One of the key arguments made by Hermès was that the unauthorised use of its intellectual property would cause consumer confusion. The luxury brand argued that consumers were likely to believe that Rothschild’s project was sanctioned by or otherwise associated with the Hermès brand. The Court agreed with this argument and found that Rothschild’s use of the Birkin name and trade dress was likely to cause confusion among consumers.

Rothschild, on the other hand, argued that the NFT collection was a work of art – similar to Andy Warhol’s depiction of Campbell’s soup can – and therefore protected by the First Amendment under the Rogers v. Grimaldi test. This test dictates that artists may use trademarks in the titles of works of art so long as the title has some artistic relevance to the underlying work and is not explicitly misleading as to the source of the content of the work. However, the Court found that Rothschild’s use of the Birkin name and trade dress did not meet the requirements of the Rogers test, as it was not sufficiently relevant to the underlying work and was likely to be misleading as to the source of the content.

Another key factor in the Court’s decision was the question of whether NFTs as goods are legally related to their real-world counterparts. The Court found that digital handbags, such as those featured in the MetaBirkin collection, were legally related to the physical handbags, and that consumers were likely to associate the digital goods with the same source that produces the physical goods.

Must know for businesses and brands

The ruling is a win for businesses and brands looking to protect their rights in the Web3 market. The case provides a useful precedent in support of the argument that consumers can associate digital goods with physical goods to form the basis of a trademark infringement case. This is particularly true in the case of major luxury brands, such as Hermès, who own highly recognisable trademarks in their products; although it may be more difficult for lesser-known brands to justify the same argument.

The case also outlines the Courts’ willingness to strengthen brand owners’ right to control the use and enforce infringement of their trademarks in the metaverse. In doing so, it provides more clarity to NFT cases by showing that established trademark principles of confusion, goodwill and dilution can also be applied to the virtual world. Presumably, it will push NFT owners or other digital content creators in the virtual world to think twice about using protected brands or images in their own creations.
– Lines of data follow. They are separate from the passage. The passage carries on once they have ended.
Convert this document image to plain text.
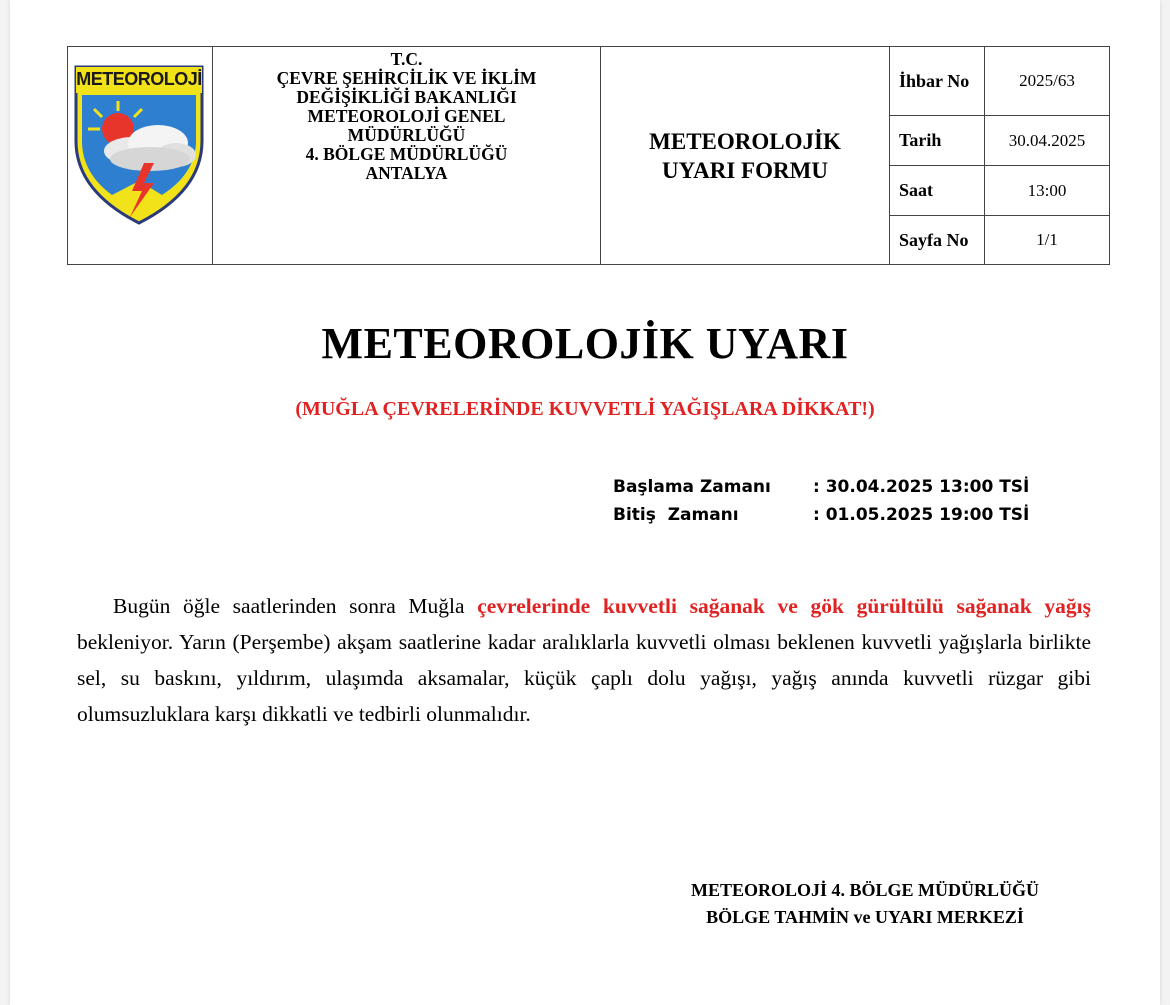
METEOROLOJİ
T.C.
ÇEVRE ŞEHİRCİLİK VE İKLİM
DEĞİŞİKLİĞİ BAKANLIĞI
METEOROLOJİ GENEL
MÜDÜRLÜĞÜ
4. BÖLGE MÜDÜRLÜĞÜ
ANTALYA
METEOROLOJİK
UYARI FORMU
İhbar No	2025/63
Tarih	30.04.2025
Saat	13:00
Sayfa No	1/1
METEOROLOJİK UYARI
(MUĞLA ÇEVRELERİNDE KUVVETLİ YAĞIŞLARA DİKKAT!)
Başlama Zamanı : 30.04.2025 13:00 TSİ
Bitiş  Zamanı	: 01.05.2025 19:00 TSİ
Bugün öğle saatlerinden sonra Muğla çevrelerinde kuvvetli sağanak ve gök gürültülü sağanak yağış bekleniyor. Yarın (Perşembe) akşam saatlerine kadar aralıklarla kuvvetli olması beklenen kuvvetli yağışlarla birlikte sel, su baskını, yıldırım, ulaşımda aksamalar, küçük çaplı dolu yağışı, yağış anında kuvvetli rüzgar gibi olumsuzluklara karşı dikkatli ve tedbirli olunmalıdır.
METEOROLOJİ 4. BÖLGE MÜDÜRLÜĞÜ
BÖLGE TAHMİN ve UYARI MERKEZİ
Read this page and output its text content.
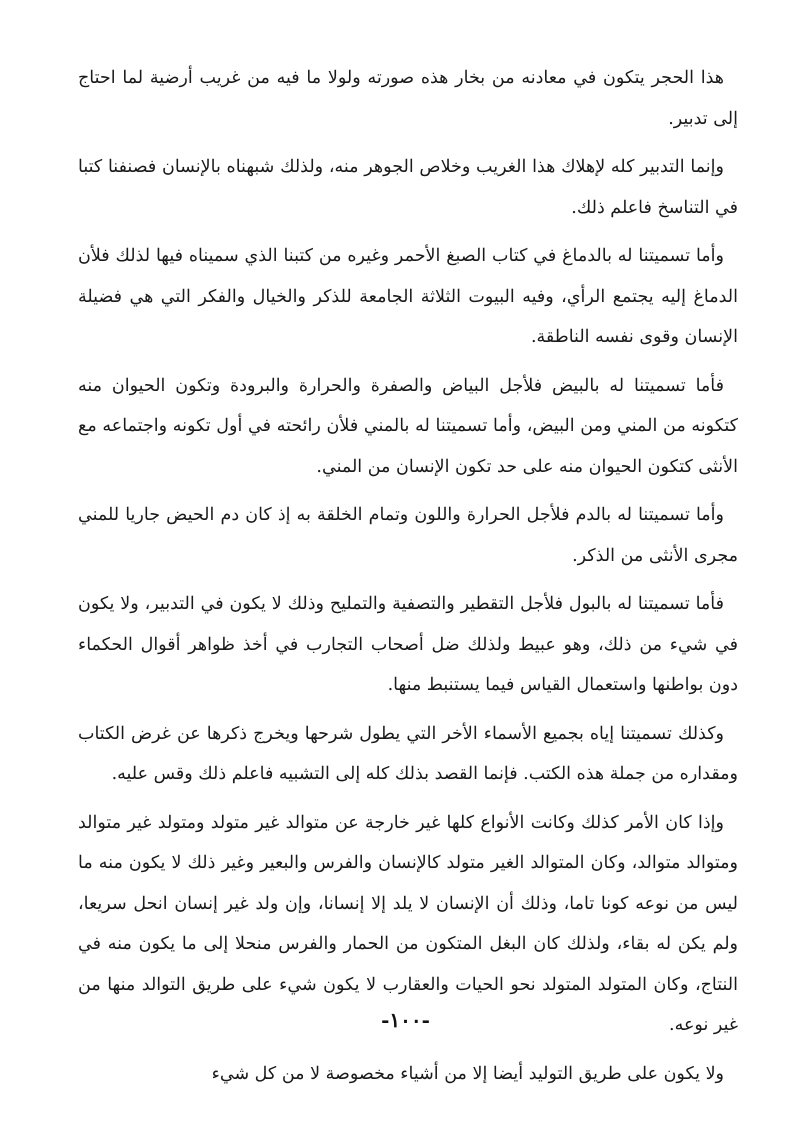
هذا الحجر يتكون في معادنه من بخار هذه صورته ولولا ما فيه من غريب أرضية لما احتاج إلى تدبير.

وإنما التدبير كله لإهلاك هذا الغريب وخلاص الجوهر منه، ولذلك شبهناه بالإنسان فصنفنا كتبا في التناسخ فاعلم ذلك.

وأما تسميتنا له بالدماغ في كتاب الصبغ الأحمر وغيره من كتبنا الذي سميناه فيها لذلك فلأن الدماغ إليه يجتمع الرأي، وفيه البيوت الثلاثة الجامعة للذكر والخيال والفكر التي هي فضيلة الإنسان وقوى نفسه الناطقة.

فأما تسميتنا له بالبيض فلأجل البياض والصفرة والحرارة والبرودة وتكون الحيوان منه كتكونه من المني ومن البيض، وأما تسميتنا له بالمني فلأن رائحته في أول تكونه واجتماعه مع الأنثى كتكون الحيوان منه على حد تكون الإنسان من المني.

وأما تسميتنا له بالدم فلأجل الحرارة واللون وتمام الخلقة به إذ كان دم الحيض جاريا للمني مجرى الأنثى من الذكر.

فأما تسميتنا له بالبول فلأجل التقطير والتصفية والتمليح وذلك لا يكون في التدبير، ولا يكون في شيء من ذلك، وهو عبيط ولذلك ضل أصحاب التجارب في أخذ ظواهر أقوال الحكماء دون بواطنها واستعمال القياس فيما يستنبط منها.

وكذلك تسميتنا إياه بجميع الأسماء الأخر التي يطول شرحها ويخرج ذكرها عن غرض الكتاب ومقداره من جملة هذه الكتب. فإنما القصد بذلك كله إلى التشبيه فاعلم ذلك وقس عليه.

وإذا كان الأمر كذلك وكانت الأنواع كلها غير خارجة عن متوالد غير متولد ومتولد غير متوالد ومتوالد متوالد، وكان المتوالد الغير متولد كالإنسان والفرس والبعير وغير ذلك لا يكون منه ما ليس من نوعه كونا تاما، وذلك أن الإنسان لا يلد إلا إنسانا، وإن ولد غير إنسان انحل سريعا، ولم يكن له بقاء، ولذلك كان البغل المتكون من الحمار والفرس منحلا إلى ما يكون منه في النتاج، وكان المتولد المتولد نحو الحيات والعقارب لا يكون شيء على طريق التوالد منها من غير نوعه.

ولا يكون على طريق التوليد أيضا إلا من أشياء مخصوصة لا من كل شيء

-١٠٠-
The case also emphasises the importance of protecting intellectual property rights in the growing Web3 space. Large brands such as Formula One, Nike, McDonald’s have all included virtual goods and NFTs in their recent trademark applications to secure rights in this market. Nike has been particularly active in this space as it is also facing an NFT infringement case against StockX over the unauthorised minting of NFTs with Nike’s trademarks, Unsurprisingly, Hermès has also filed a trademark application in August 2022 that claims a long list of digital virtual goods, including digital collectibles and NFTs. This is a crucial strategy to safeguarding brands from infringement whilst cementing their rights in this new area, to capitalise on the growth of NFTs and the Web3 sector.

This trend towards virtual goods trademark applications has been steadily growing over the past few years. The EUIPO has announced that it is seeing a significant growth in EUTM applications related to NFTs and virtual goods. The 12th Edition of the Nice Classification includes the term ‘downloadable digital files authenticated by non-fungible tokens’ in Class 9. It is likely that a growing number of brands will following in the footsteps of industry leaders like Nike and Hermès to file their own trademarks in these categories to fight off any digital infringement.